The best thing that happened to Fuhr in Crystal City was meeting his future wife, Barbara, the daughter of a German wire service correspondent who refused to be repatriated when war broke out and instead, insisted on remaining in the United States with his American wife and child. So they were interned. But marriage between Fuhr and Barbara had to wait well beyond the end of World War II in 1945. First the Fuhrs had to stay on in Crystal City to help dismantle the camp. Then they were transferred to Ellis Island, N.Y. where conditions were worse, where the food was barely edible and where the detainees were allowed only brief moments in the open air every day.
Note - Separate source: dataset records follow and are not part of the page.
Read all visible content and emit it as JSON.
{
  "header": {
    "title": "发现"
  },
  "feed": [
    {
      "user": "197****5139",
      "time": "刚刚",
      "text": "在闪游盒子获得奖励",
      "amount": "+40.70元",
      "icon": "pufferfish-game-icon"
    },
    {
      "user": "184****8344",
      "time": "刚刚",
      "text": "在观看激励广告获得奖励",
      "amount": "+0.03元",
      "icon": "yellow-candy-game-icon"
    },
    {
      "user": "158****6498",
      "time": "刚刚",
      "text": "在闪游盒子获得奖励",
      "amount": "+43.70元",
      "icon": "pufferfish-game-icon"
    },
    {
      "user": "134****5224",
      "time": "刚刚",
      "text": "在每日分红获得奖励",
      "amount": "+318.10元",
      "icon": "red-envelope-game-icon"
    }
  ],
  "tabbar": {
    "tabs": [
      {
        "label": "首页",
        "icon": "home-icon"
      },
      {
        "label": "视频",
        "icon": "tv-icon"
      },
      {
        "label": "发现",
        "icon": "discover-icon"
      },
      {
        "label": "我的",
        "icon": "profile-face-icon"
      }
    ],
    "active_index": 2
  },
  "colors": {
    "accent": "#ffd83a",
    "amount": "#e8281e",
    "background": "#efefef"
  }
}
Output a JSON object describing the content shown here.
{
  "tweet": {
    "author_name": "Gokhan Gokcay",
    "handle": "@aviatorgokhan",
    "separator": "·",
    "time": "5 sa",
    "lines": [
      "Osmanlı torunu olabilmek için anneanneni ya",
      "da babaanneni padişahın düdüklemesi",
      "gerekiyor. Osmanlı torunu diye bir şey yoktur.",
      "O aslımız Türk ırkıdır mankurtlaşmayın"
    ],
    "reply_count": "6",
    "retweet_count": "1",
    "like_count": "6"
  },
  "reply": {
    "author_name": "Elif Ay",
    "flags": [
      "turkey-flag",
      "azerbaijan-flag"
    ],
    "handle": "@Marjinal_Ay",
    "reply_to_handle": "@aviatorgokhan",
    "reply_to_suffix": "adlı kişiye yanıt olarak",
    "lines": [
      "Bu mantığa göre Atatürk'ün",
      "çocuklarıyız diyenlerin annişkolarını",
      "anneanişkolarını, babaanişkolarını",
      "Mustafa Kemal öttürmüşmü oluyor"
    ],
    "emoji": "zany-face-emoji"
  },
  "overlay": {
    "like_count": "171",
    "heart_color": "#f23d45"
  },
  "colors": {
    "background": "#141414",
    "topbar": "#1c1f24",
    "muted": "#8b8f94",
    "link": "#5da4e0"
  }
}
It wasn't until 1948 that the last German-American detainees were released from Ellis Island due to efforts of Republican Senator William Langer from North Dakota. Before they were allowed to go, most were made to sign secrecy oaths. "Many (were) threatened with deportation with no prospect of return if they spoke of their ordeal," according to Karen E. Ebel, an internee's daughter heading the German American Internee Coalition. "Many internees, always fearful, (took) their secret to their graves [...] Reportedly, camp employees (were also made to) sign oaths of secrecy."

After their release, most detainees faced destitution. Their bank accounts were frozen, their properties gone. Worse still, their wartime experience of humiliation and stigmatization left them with "deep psychological scars," said Fuhr. "This is why we must encourage these people to tell their story without fear of recrimination. They are not criminals but persons caught in the web of wartime hysteria."

Largely due to organizations such as Ebel's, the House of Representatives Judiciary Committee's Subcommittee on Immigration, Citizenship, Refugees, Border Security and International Law began debating their fate this spring. In a hearing, it focused on the U.S. treatment of European Americans, Latin Americans, Japanese Latin Americans and Jewish refugees during World War II.

Whether in years to come German-American victims of U.S. detention policies in World War II will receive compensation as did their Japanese and Italian counterparts, is doubtful, according to Fuhr. "At any rate, even if money was offered to me I wouldn't take it. I was not the one who lost everything: my father was and he is dead."

Despite losing years of his youth, Fuhr did well in life. Working as a secretary, his wife Barbara paid for his education, which allowed him to finish high school, graduate from college with honors, and then obtain an MBA. Then followed a successful career in industry: His last position was that of national sales manager of Pioneer Plastics Corporation, a leading producer of high quality laminates.

"I was blessed with a wonderful marriage of 56 years," said Fuhr, whose wife died a few years ago. "I have been to Germany six times and developed a sense of belonging there." But of course he knows that this is no option for him. He will doubtlessly live out his days in America, loved by his children, grandchildren and great-grandchildren - and to live with his memories but not in the way other former detainees did. They suffered their shame silently. Fuhr is determined to continue speaking out.


Picture above: It couldn't happen here? An aerial view of the Crystal City internment camp (top). Above, Eberhard Fuhr at a traveling exhibition of the German detention experience in the U.S. Below, internees at Crystal City gather.